朝日に、選手のチェックリストをみせる千香子。

「ちかちゃん、いつもありがと。で、どうだった?」

朝日がグラウンドに用意した椅子に座る。

千香子も朝日に促されて座る。


「えっとですね‥特に気になったのは3人です。高杉くんは、腕の振りがうまく伝達できていないですね。三郷くんは、左膝負傷しているかもです。二宮くんは、体調あまりよくないと思います」

さらさらと話す千香子。


「さすが、ちかちゃん、頼りになるわ!」そう、朝日に言われ頬を染める千香子。

「そ、そんなことないです」小さい声がさらに小さくなる。


「ちかちゃん」

「はいっ!」ちょっとびっくりした千香子。


「野球やらない?」朝日の顔は輝いている。

「あ、あたしがですか?」


「そう、ちかちゃんが!その力で、みんなを幸せにするのよ!」


スポーツは見るのは好きだ。

でも、自分がプレイするのは別だ。

ぽっちゃり体型だし、得意ではないのはわかっている。


そんな自分が野球をプレイ?

七花さんがすごいのは知っている。

言ってることもわかる。

きっと意味があるのも。


でも、自分を信じられない自分もいる。


「ちかちゃん、ちょっと遊びましょうか」と、朝日にグローブを渡された。


それは、キャッチャーミットだった。


ストレッチをし、キャッチボールをはじめる2人。

「あの、七花さん。

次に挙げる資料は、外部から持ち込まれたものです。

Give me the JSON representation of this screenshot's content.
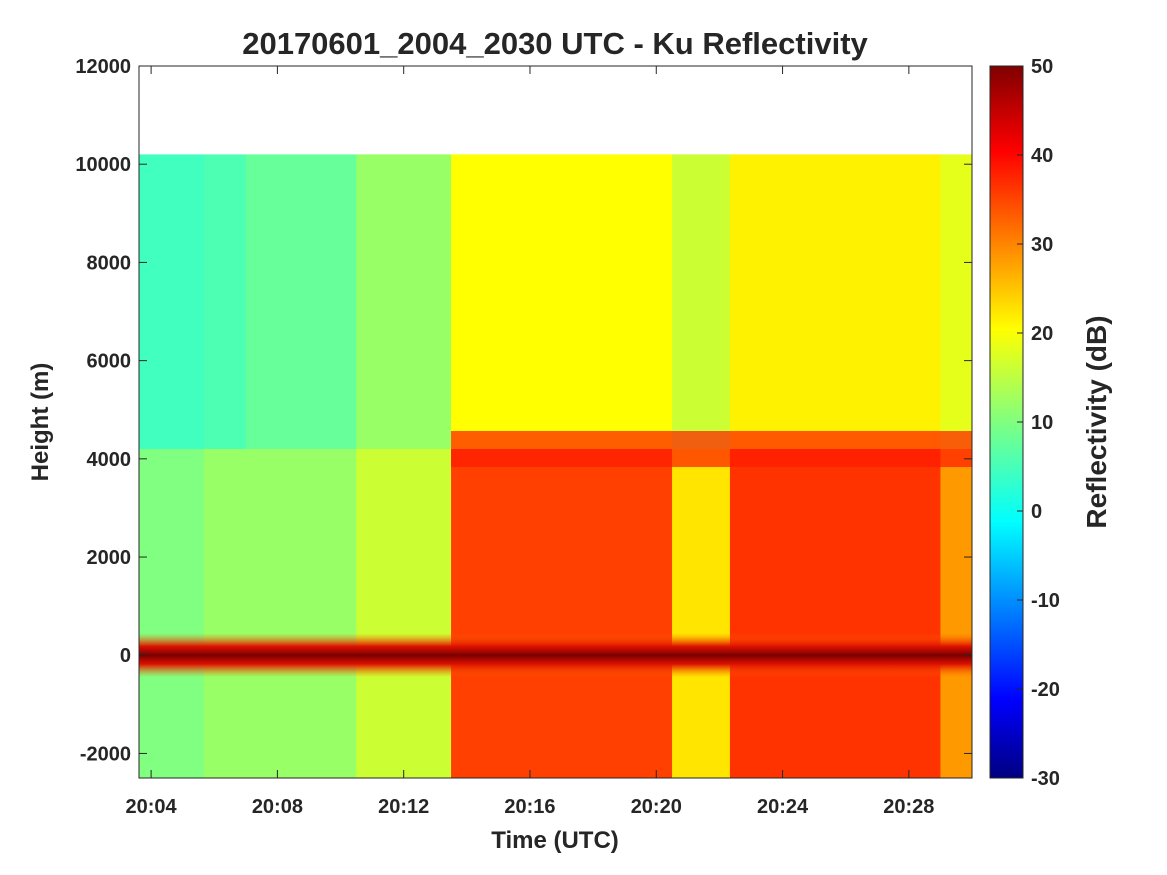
{
  "chart_data": {
    "type": "heatmap",
    "title": "20170601_2004_2030 UTC - Ku Reflectivity",
    "xlabel": "Time (UTC)",
    "ylabel": "Height (m)",
    "colorbar_label": "Reflectivity (dB)",
    "colormap": "jet",
    "x_ticks": [
      "20:04",
      "20:08",
      "20:12",
      "20:16",
      "20:20",
      "20:24",
      "20:28"
    ],
    "y_ticks": [
      "-2000",
      "0",
      "2000",
      "4000",
      "6000",
      "8000",
      "10000",
      "12000"
    ],
    "colorbar_ticks": [
      "-30",
      "-20",
      "-10",
      "0",
      "10",
      "20",
      "30",
      "40",
      "50"
    ],
    "xlim": [
      "20:03:37",
      "20:30:00"
    ],
    "ylim": [
      -2500,
      12000
    ],
    "clim": [
      -30,
      50
    ],
    "data_top_height_m": 10200,
    "surface_echo_height_m": 0,
    "surface_echo_dB": 50,
    "bright_band_height_m": 4200,
    "grid": false,
    "legend": "none",
    "regions": [
      {
        "start": "20:03:37",
        "end": "20:05:40",
        "upper_dB": 5,
        "lower_dB": 10
      },
      {
        "start": "20:05:40",
        "end": "20:07:00",
        "upper_dB": 6,
        "lower_dB": 12
      },
      {
        "start": "20:07:00",
        "end": "20:10:30",
        "upper_dB": 8,
        "lower_dB": 12
      },
      {
        "start": "20:10:30",
        "end": "20:13:30",
        "upper_dB": 12,
        "lower_dB": 16
      },
      {
        "start": "20:13:30",
        "end": "20:20:30",
        "upper_dB": 20,
        "lower_dB": 35
      },
      {
        "start": "20:20:30",
        "end": "20:22:20",
        "upper_dB": 16,
        "lower_dB": 22
      },
      {
        "start": "20:22:20",
        "end": "20:29:00",
        "upper_dB": 21,
        "lower_dB": 36
      },
      {
        "start": "20:29:00",
        "end": "20:30:00",
        "upper_dB": 18,
        "lower_dB": 28
      }
    ],
    "colors": {
      "axes": "#262626",
      "background": "#ffffff"
    }
  }
}
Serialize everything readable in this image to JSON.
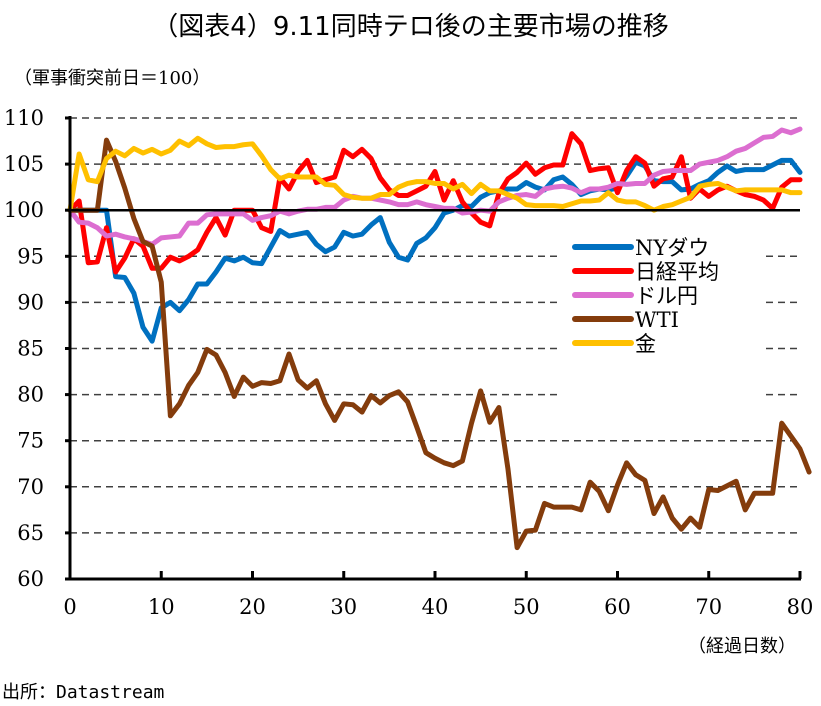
{
  "chart_data": {
    "type": "line",
    "title": "（図表4）9.11同時テロ後の主要市場の推移",
    "subtitle": "（軍事衝突前日＝100）",
    "xlabel": "（経過日数）",
    "ylabel": "",
    "source": "出所：Datastream",
    "xlim": [
      0,
      80
    ],
    "ylim": [
      60,
      110
    ],
    "xticks": [
      0,
      10,
      20,
      30,
      40,
      50,
      60,
      70,
      80
    ],
    "yticks": [
      60,
      65,
      70,
      75,
      80,
      85,
      90,
      95,
      100,
      105,
      110
    ],
    "grid": true,
    "baseline": 100,
    "legend_position": "center-right",
    "series": [
      {
        "name": "NYダウ",
        "color": "#0070C0",
        "values": [
          100,
          100,
          100,
          100,
          100,
          92.8,
          92.7,
          91,
          87.3,
          85.8,
          89.4,
          90,
          89.1,
          90.3,
          92,
          92,
          93.3,
          94.8,
          94.5,
          94.9,
          94.3,
          94.2,
          96,
          97.8,
          97.2,
          97.4,
          97.6,
          96.3,
          95.5,
          96,
          97.6,
          97.2,
          97.4,
          98.4,
          99.2,
          96.5,
          94.9,
          94.6,
          96.4,
          97,
          98.1,
          99.7,
          100,
          100.5,
          100.4,
          101.4,
          101.9,
          102.1,
          102.3,
          102.3,
          103,
          102.5,
          102.2,
          103.3,
          103.6,
          102.8,
          101.7,
          102.1,
          102.3,
          102.2,
          102.4,
          103.7,
          105.2,
          104.8,
          103.2,
          103.1,
          103.1,
          102.2,
          102.3,
          102.8,
          103.2,
          104.1,
          104.8,
          104.2,
          104.4,
          104.4,
          104.4,
          104.9,
          105.4,
          105.4,
          104.1
        ]
      },
      {
        "name": "日経平均",
        "color": "#FF0000",
        "values": [
          100,
          101,
          94.3,
          94.4,
          98.1,
          93.3,
          94.8,
          96.9,
          96.1,
          93.7,
          93.7,
          94.9,
          94.5,
          95,
          95.7,
          97.6,
          99.2,
          97.3,
          100,
          100,
          100,
          98.1,
          97.7,
          103.5,
          102.3,
          104.2,
          105.4,
          103,
          103.3,
          103.6,
          106.5,
          105.8,
          106.6,
          105.6,
          103.5,
          102.2,
          101.6,
          101.6,
          102.1,
          102.6,
          104.2,
          101.1,
          103.2,
          100.9,
          99.7,
          98.7,
          98.3,
          101.8,
          103.4,
          104.1,
          105.1,
          103.9,
          104.6,
          104.9,
          104.9,
          108.3,
          107.2,
          104.3,
          104.5,
          104.6,
          101.9,
          104.3,
          105.8,
          105.1,
          102.6,
          103.4,
          103.6,
          105.8,
          101.3,
          102.3,
          101.5,
          102.2,
          102.6,
          102.1,
          101.7,
          101.5,
          101.1,
          100.2,
          102.5,
          103.3,
          103.3
        ]
      },
      {
        "name": "ドル円",
        "color": "#DC6ED0",
        "values": [
          100,
          98.7,
          98.6,
          98.1,
          97.2,
          97.4,
          97.1,
          96.9,
          96.6,
          96.3,
          97,
          97.1,
          97.2,
          98.6,
          98.6,
          99.5,
          99.6,
          99.6,
          99.6,
          99.6,
          98.9,
          99.2,
          99.4,
          99.9,
          99.6,
          99.9,
          100.1,
          100.1,
          100.3,
          100.3,
          101.1,
          101.5,
          101.3,
          101.3,
          101.1,
          100.9,
          100.6,
          100.6,
          100.9,
          100.6,
          100.4,
          100.2,
          100.2,
          99.7,
          99.8,
          100,
          99.9,
          100.9,
          101.3,
          101.6,
          101.7,
          101.5,
          102.3,
          102.5,
          102.6,
          102.4,
          101.9,
          102.3,
          102.3,
          102.5,
          102.9,
          102.8,
          102.9,
          102.9,
          103.8,
          104.2,
          104.3,
          104.3,
          104.3,
          105,
          105.2,
          105.4,
          105.8,
          106.4,
          106.7,
          107.3,
          107.9,
          108,
          108.7,
          108.4,
          108.8
        ]
      },
      {
        "name": "WTI",
        "color": "#843C0C",
        "values": [
          100,
          100,
          100,
          100,
          107.6,
          105.3,
          102.4,
          99.1,
          96.6,
          96.1,
          92.2,
          77.7,
          79,
          81,
          82.4,
          84.9,
          84.3,
          82.4,
          79.8,
          81.9,
          80.9,
          81.3,
          81.2,
          81.5,
          84.4,
          81.6,
          80.7,
          81.5,
          79,
          77.2,
          79,
          78.9,
          78.1,
          79.9,
          79.1,
          79.9,
          80.3,
          79.2,
          76.5,
          73.7,
          73.1,
          72.6,
          72.3,
          72.8,
          76.9,
          80.4,
          77,
          78.6,
          71.9,
          63.4,
          65.2,
          65.3,
          68.2,
          67.8,
          67.8,
          67.8,
          67.5,
          70.5,
          69.5,
          67.4,
          70.2,
          72.6,
          71.3,
          70.7,
          67.1,
          68.9,
          66.6,
          65.4,
          66.6,
          65.6,
          69.7,
          69.6,
          70.1,
          70.6,
          67.5,
          69.3,
          69.3,
          69.3,
          76.9,
          75.5,
          74.1,
          71.6
        ]
      },
      {
        "name": "金",
        "color": "#FFC000",
        "values": [
          100,
          106.1,
          103.3,
          103.1,
          105.6,
          106.4,
          105.9,
          106.7,
          106.2,
          106.6,
          106.1,
          106.5,
          107.5,
          107,
          107.8,
          107.2,
          106.8,
          106.9,
          106.9,
          107.1,
          107.2,
          105.9,
          104.4,
          103.4,
          103.8,
          103.6,
          103.6,
          103.6,
          102.8,
          102.7,
          101.7,
          101.4,
          101.3,
          101.3,
          101.7,
          101.7,
          102.5,
          102.9,
          103.1,
          103.1,
          102.9,
          102.9,
          102.3,
          102.8,
          101.8,
          102.8,
          102.1,
          102.1,
          101.7,
          101.3,
          100.6,
          100.5,
          100.5,
          100.5,
          100.4,
          100.7,
          101,
          101,
          101.1,
          101.9,
          101.1,
          100.9,
          100.9,
          100.5,
          100,
          100.4,
          100.6,
          101,
          101.4,
          102.6,
          102.8,
          102.9,
          102.5,
          102.1,
          102.2,
          102.2,
          102.2,
          102.2,
          102.2,
          101.9,
          101.9
        ]
      }
    ]
  }
}
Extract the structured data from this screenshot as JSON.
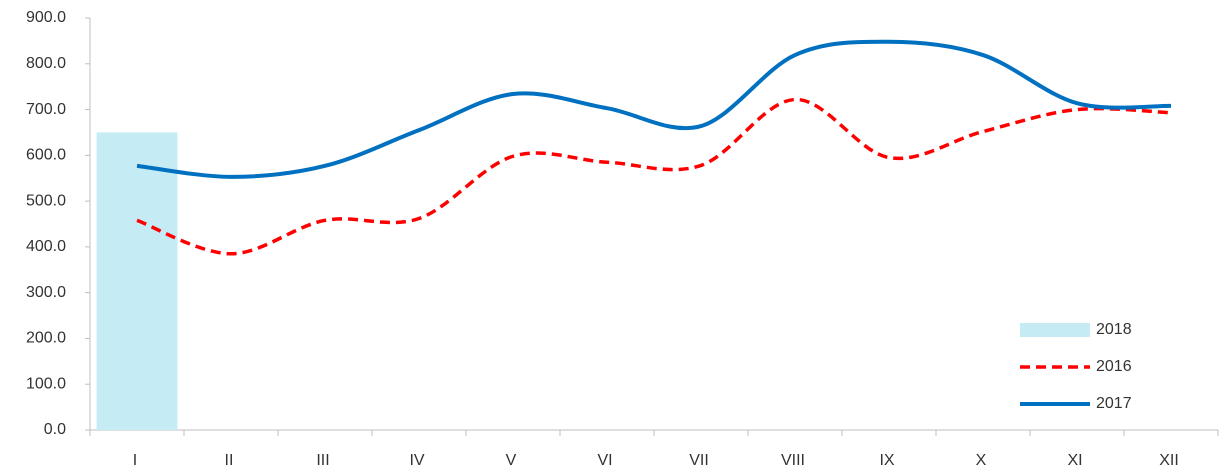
{
  "chart_data": {
    "type": "combo",
    "categories": [
      "I",
      "II",
      "III",
      "IV",
      "V",
      "VI",
      "VII",
      "VIII",
      "IX",
      "X",
      "XI",
      "XII"
    ],
    "series": [
      {
        "name": "2018",
        "type": "bar",
        "color": "#c5ebf5",
        "values": [
          650,
          null,
          null,
          null,
          null,
          null,
          null,
          null,
          null,
          null,
          null,
          null
        ]
      },
      {
        "name": "2016",
        "type": "line",
        "dash": true,
        "color": "#ff0000",
        "values": [
          458,
          385,
          458,
          462,
          598,
          585,
          578,
          722,
          595,
          652,
          700,
          693
        ]
      },
      {
        "name": "2017",
        "type": "line",
        "dash": false,
        "color": "#0070c0",
        "values": [
          577,
          553,
          577,
          655,
          734,
          703,
          664,
          819,
          848,
          819,
          714,
          708
        ]
      }
    ],
    "ylim": [
      0,
      900
    ],
    "yticks": [
      {
        "value": 0,
        "label": "0.0"
      },
      {
        "value": 100,
        "label": "100.0"
      },
      {
        "value": 200,
        "label": "200.0"
      },
      {
        "value": 300,
        "label": "300.0"
      },
      {
        "value": 400,
        "label": "400.0"
      },
      {
        "value": 500,
        "label": "500.0"
      },
      {
        "value": 600,
        "label": "600.0"
      },
      {
        "value": 700,
        "label": "700.0"
      },
      {
        "value": 800,
        "label": "800.0"
      },
      {
        "value": 900,
        "label": "900.0"
      }
    ],
    "legend": "lower right",
    "grid": false
  }
}
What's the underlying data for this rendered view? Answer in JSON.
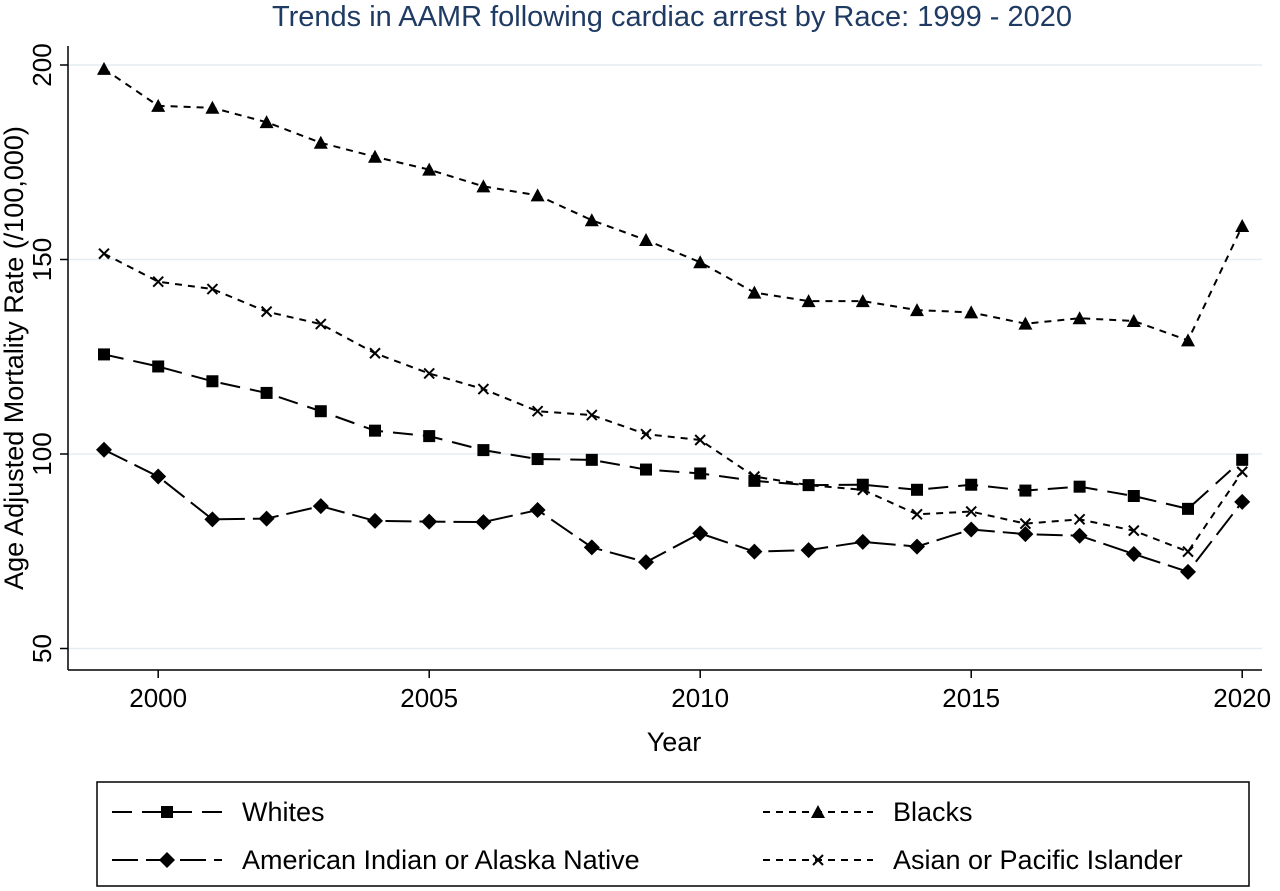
{
  "chart_data": {
    "type": "line",
    "title": "Trends in AAMR  following cardiac arrest by Race: 1999 - 2020",
    "xlabel": "Year",
    "ylabel": "Age Adjusted Mortality Rate (/100,000)",
    "xlim": [
      1999,
      2020
    ],
    "ylim": [
      47,
      204
    ],
    "xticks": [
      "2000",
      "2005",
      "2010",
      "2015",
      "2020"
    ],
    "yticks": [
      "50",
      "100",
      "150",
      "200"
    ],
    "grid": true,
    "legend_position": "bottom",
    "x": [
      1999,
      2000,
      2001,
      2002,
      2003,
      2004,
      2005,
      2006,
      2007,
      2008,
      2009,
      2010,
      2011,
      2012,
      2013,
      2014,
      2015,
      2016,
      2017,
      2018,
      2019,
      2020
    ],
    "series": [
      {
        "name": "Whites",
        "marker": "square",
        "dash": "long-dash",
        "values": [
          125.6,
          122.5,
          118.7,
          115.7,
          111.0,
          106.0,
          104.6,
          101.0,
          98.7,
          98.5,
          96.0,
          95.0,
          93.1,
          92.0,
          92.1,
          90.8,
          92.1,
          90.6,
          91.6,
          89.2,
          85.9,
          98.5
        ]
      },
      {
        "name": "Blacks",
        "marker": "triangle",
        "dash": "short-dash",
        "values": [
          199.0,
          189.5,
          189.0,
          185.3,
          180.0,
          176.4,
          173.1,
          168.8,
          166.5,
          160.1,
          155.0,
          149.3,
          141.5,
          139.3,
          139.3,
          137.0,
          136.4,
          133.5,
          134.9,
          134.2,
          129.2,
          158.6
        ]
      },
      {
        "name": "American Indian or Alaska Native",
        "marker": "diamond",
        "dash": "dash-dot",
        "values": [
          101.1,
          94.2,
          83.2,
          83.4,
          86.6,
          82.8,
          82.6,
          82.5,
          85.6,
          76.0,
          72.2,
          79.6,
          74.9,
          75.3,
          77.4,
          76.2,
          80.6,
          79.4,
          79.0,
          74.3,
          69.7,
          87.7
        ]
      },
      {
        "name": "Asian or Pacific Islander",
        "marker": "x",
        "dash": "short-dash",
        "values": [
          151.5,
          144.3,
          142.4,
          136.6,
          133.4,
          125.9,
          120.7,
          116.7,
          111.0,
          110.0,
          105.1,
          103.6,
          94.2,
          92.0,
          90.8,
          84.5,
          85.2,
          82.1,
          83.2,
          80.3,
          74.9,
          95.4
        ]
      }
    ]
  }
}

あたしキャッチャーなんですか?」

「びっくりしたかな?」

朝日の言葉に頷く千香子。


急に、千香子のそばにくる朝日。

「いい、ちかちゃんは、みんなを引っ張らなくてもいいの!ピッチャーを引っ張り助けてあげて!その、広い視野で‥」

「引っ張らなくていい‥みんなをリードしなくていいんですか?」

それを聞いてウィンクする朝日。


「みんなのリードは、持田もちだくんに任せればいいから!」

それを聞いて笑う千香子。

「モッチーですかぁ‥リードしそうですね!」

2人でクスクス笑いながら、話がさらに盛り上がっていった。


「‥ということで、今日から、ちかちゃんにキャッチャーをやっていただきます!」

もともと信頼されていた千香子だ。

みんなからも、すんなり受け入れられた。




佐々木真司くんの入団試合は、真司くん側のチームになった。

これは、朝日の狙いでもある。

「ちか、リードは、何手目かだけでいいからね!」

朝日のその言葉を聞いて、千香子は全てを察した。


球種はひとつ。

コントロールがいい。

記憶力がよい。

ボールが飛びにくい。


千香子の頭が活発になる。

「真司くん!」

試合前に打ち合わせをする。

「今日はよろしくお願いします!」真司は深く頭を下げる。


すぐ頭を上げさせて本題にはいる。

「サインのことなんだけど‥」





マウンドの真司くんにサインを出す。

2本指、その後はグーパーする。

このグーパーはダミーだ。

ミットを構える。

違う場所に構える。

また元の場所に構える。


「真司くんは頷く」

そして投げる。

千香子が2手目構えた場所、真ん中外角に球が向かう。

千香子は、内角低めから外角真ん中にミットを移動させる。


バッターのひまりがその球に喰らいつく。

(芯を捉えたと思ってるわよね、ひまりちゃん‥)


ひまりの打球は、ボテボテのサードゴロ。


千香子のフェイクリードでわずかに遅れ、慌てて振ったことにより、タイミングが早くなってしまったのだ。

もちろん、真司くんのコントロールと球の重さあっての話になる。


(また、新しい子を導けるのは、楽しい!)

千香子はマスク下でニコニコしていた。